江永点点头:“你说得有道理,但曹堇饴是商人,商人重利,他会计算得失。”
张鸣铎笑了:“正因为他是商人,他才更清楚,投资清廷已经亏本了,现在该换一家了。”
江永也笑了起来:“张组长,你这张嘴,真是能把死人说活。”
两人正说着,身后传来一阵急促的脚步声。
“张组长!江先生!”曹景廷跑过来,气喘吁吁,“我爹请二位回去!”
张鸣铎和江永对视一眼,心中都有了数。
“走吧。”
张鸣铎拍拍身上的灰尘,大步往回走。
回到曹家大院,曹堇饴已经在正厅等着了。
他坐在主位上,表情比刚才平和了许多,手中的茶盏已经换了新茶。
“二位请坐。”
曹堇饴伸手示意。
张鸣铎和江永落座。
曹堇饴沉默了片刻,缓缓开口:“张组长,你方才说的那些话,曹某想了很多。”
“曹某想问一句,若曹家归顺护民军,杨大帅能给曹家什么?”
张鸣铎不假思索:“安全,曹家的产业、家眷,护民军会妥善保护。”
“曹家的人只要不违法乱纪,护民军不会无故加害。”
“还有呢?”
“还有机会。”
张鸣铎道,“曹家主是两淮八大总商之一,经商头脑无人能及。”
“护民军治下,商业繁荣,机会很多。”
“曹家主若愿意,可以在护民军治下继续经商,甚至比在清廷治下做得更大。”
曹堇饴眼中闪过一丝亮光:“继续经商?”
“对,但有一个条件。”
“什么条件?”
“良田分给百姓,曹家可以保留一部分自耕田,但多余的必须分出去。”
张鸣铎道,“大帅说过,土地是百姓的命根子,世家大族可以经商,可以办学,可以修桥铺路,但不能霸占大量良田,让百姓无地可种。”
曹堇饴皱了皱眉,但最终还是没有反驳。
他知道,这是护民军的底线,没有任何商量的余地。
“那赋税呢?护民军对商贾的赋税,真如你方才所说?”
张鸣铎点头:“千真万确,刚才在下已说过,我护民军以农业为立国之基,工业为强国之本,商业为富国之道为治理思想。”
“护民军要富,就必须让商贾有活路。”
曹堇饴沉吟片刻,又问:“那盐务呢?曹家的根基在盐业,护民军对盐业是什么政策?”
张鸣铎道:“盐业是民生产业,护民军不会放任不管,但也不会像清廷那样垄断盘剥。

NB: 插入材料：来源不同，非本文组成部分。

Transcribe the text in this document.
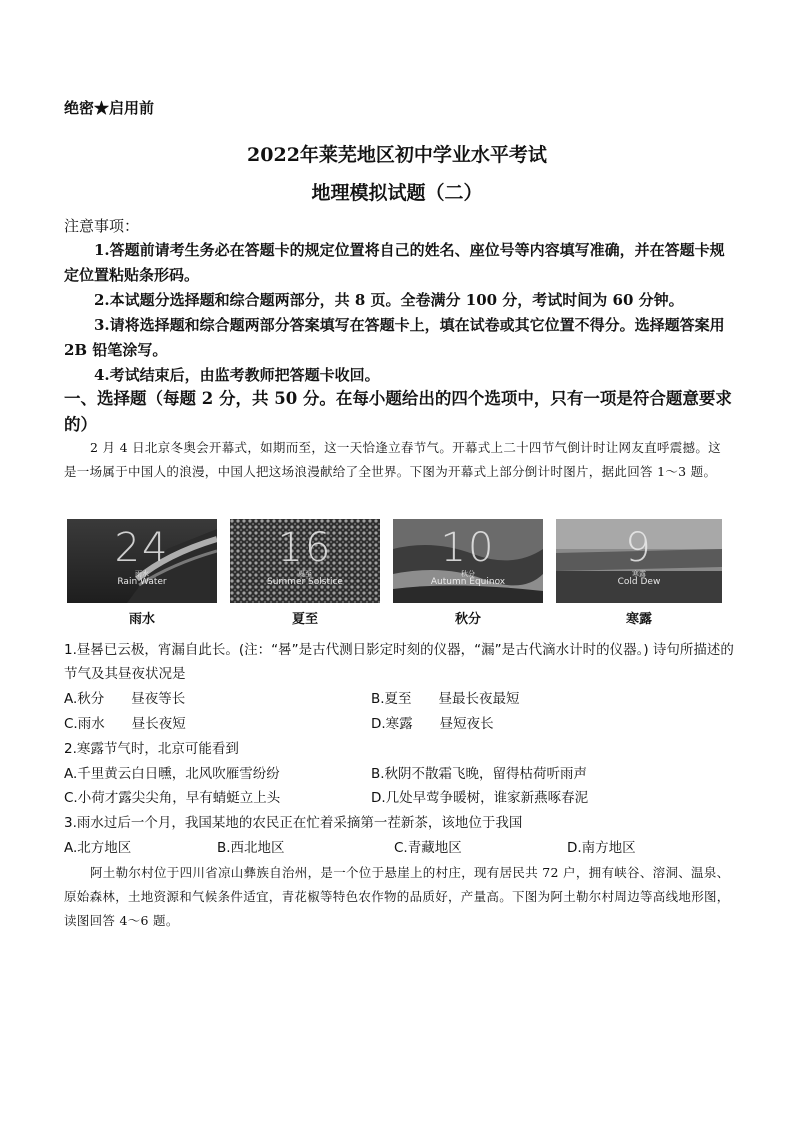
绝密★启用前
2022年莱芜地区初中学业水平考试
地理模拟试题（二）
注意事项：
1.答题前请考生务必在答题卡的规定位置将自己的姓名、座位号等内容填写准确，并在答题卡规定位置粘贴条形码。
2.本试题分选择题和综合题两部分，共 8 页。全卷满分 100 分，考试时间为 60 分钟。
3.请将选择题和综合题两部分答案填写在答题卡上，填在试卷或其它位置不得分。选择题答案用 2B 铅笔涂写。
4.考试结束后，由监考教师把答题卡收回。
一、选择题（每题 2 分，共 50 分。在每小题给出的四个选项中，只有一项是符合题意要求的）
2 月 4 日北京冬奥会开幕式，如期而至，这一天恰逢立春节气。开幕式上二十四节气倒计时让网友直呼震撼。这是一场属于中国人的浪漫，中国人把这场浪漫献给了全世界。下图为开幕式上部分倒计时图片，据此回答 1～3 题。
24
雨水
Rain Water
16
夏至
Summer Solstice
10
秋分
Autumn Equinox
9
寒露
Cold Dew
雨水	夏至	秋分	寒露
1.昼晷已云极，宵漏自此长。(注：“晷”是古代测日影定时刻的仪器，“漏”是古代滴水计时的仪器。) 诗句所描述的节气及其昼夜状况是
A.秋分　　昼夜等长	B.夏至　　昼最长夜最短
C.雨水　　昼长夜短	D.寒露　　昼短夜长
2.寒露节气时，北京可能看到
A.千里黄云白日曛，北风吹雁雪纷纷	B.秋阴不散霜飞晚，留得枯荷听雨声
C.小荷才露尖尖角，早有蜻蜓立上头	D.几处早莺争暖树，谁家新燕啄春泥
3.雨水过后一个月，我国某地的农民正在忙着采摘第一茬新茶，该地位于我国
A.北方地区	B.西北地区	C.青藏地区	D.南方地区
阿土勒尔村位于四川省凉山彝族自治州，是一个位于悬崖上的村庄，现有居民共 72 户，拥有峡谷、溶洞、温泉、原始森林，土地资源和气候条件适宜，青花椒等特色农作物的品质好，产量高。下图为阿土勒尔村周边等高线地形图，读图回答 4～6 题。
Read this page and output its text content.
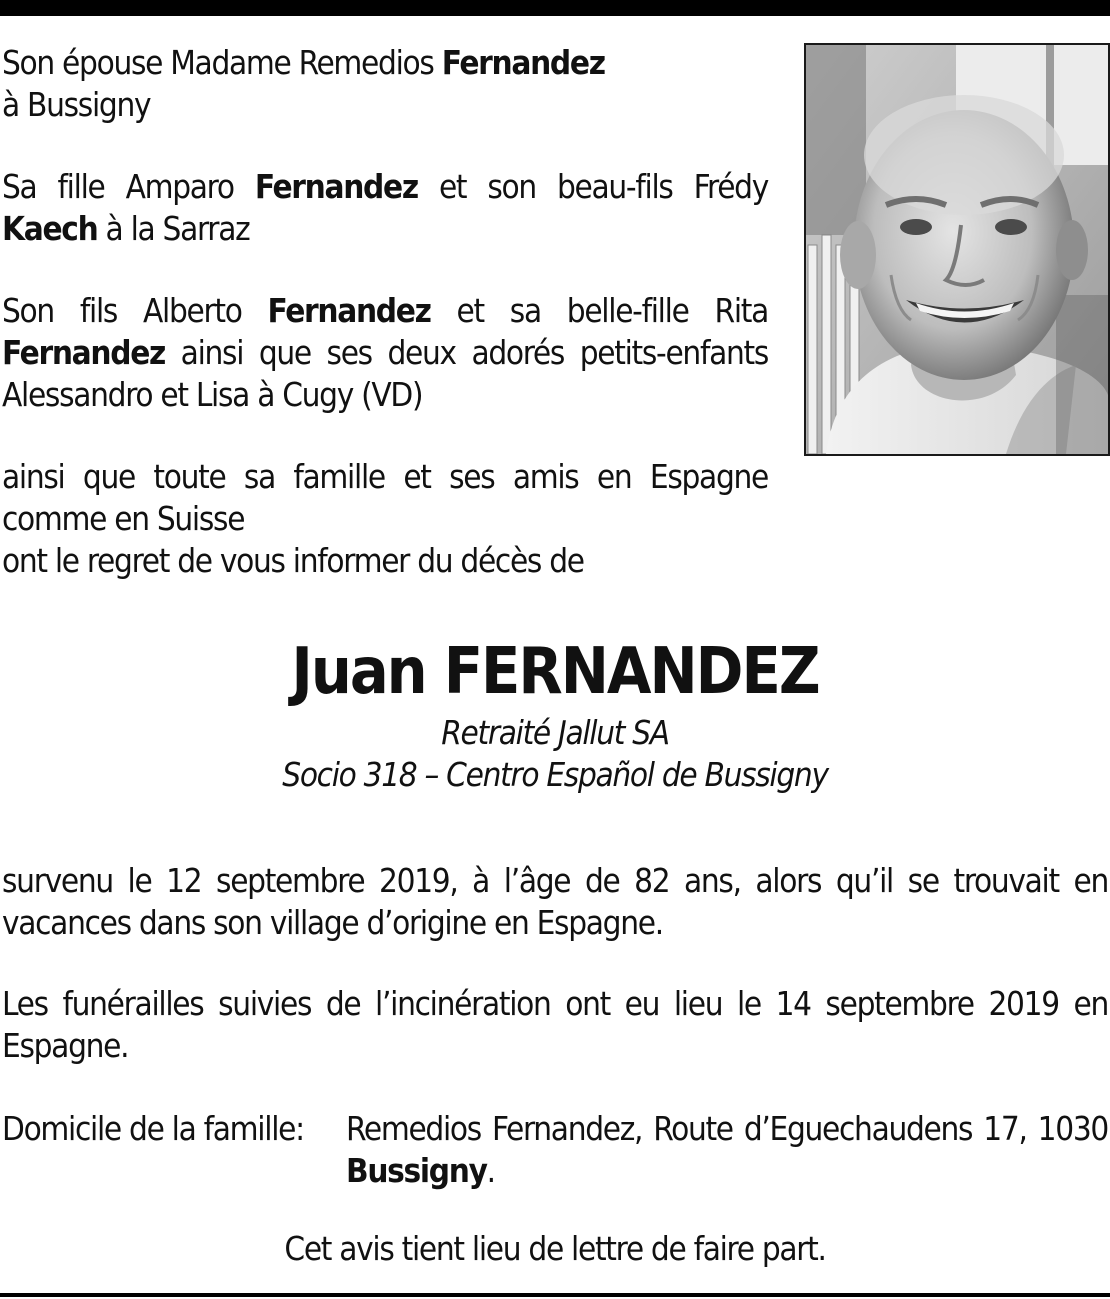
Son épouse Madame Remedios Fernandez
à Bussigny

Sa fille Amparo Fernandez et son beau-fils Frédy Kaech à la Sarraz

Son fils Alberto Fernandez et sa belle-fille Rita Fernandez ainsi que ses deux adorés petits-enfants Alessandro et Lisa à Cugy (VD)

ainsi que toute sa famille et ses amis en Espagne comme en Suisse
ont le regret de vous informer du décès de

Juan FERNANDEZ
Retraité Jallut SA
Socio 318 – Centro Español de Bussigny

survenu le 12 septembre 2019, à l’âge de 82 ans, alors qu’il se trouvait en vacances dans son village d’origine en Espagne.

Les funérailles suivies de l’incinération ont eu lieu le 14 septembre 2019 en Espagne.

Domicile de la famille: Remedios Fernandez, Route d’Eguechaudens 17, 1030 Bussigny.
Cet avis tient lieu de lettre de faire part.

”
“具体的政策,我了解不多,但有一条可以确定,护民军会严格控制盐价,让老百姓吃得起盐,至于盐商的利润,会有合理的空间。”
曹堇饴点了点头。
他知道,杨正不是那种杀鸡取卵的人。
从护民军治下商业的繁荣来看,杨正确实有长远的眼光。
“最后一个问题。”曹堇饴目光炯炯地看着张鸣铎,“张组长,曹某凭什么相信你?”
张鸣铎笑了,从怀中取出一封信,双手递给曹堇饴:“这是大帅的亲笔信,请曹家主过目。”
曹堇饴接过信,展开一看。
信上只有几句话,但字迹刚劲有力,透着一种不容置疑的威严。
“徽州各世家大族,华夏繁荣需要诸位,杨正在南昌等着诸位!”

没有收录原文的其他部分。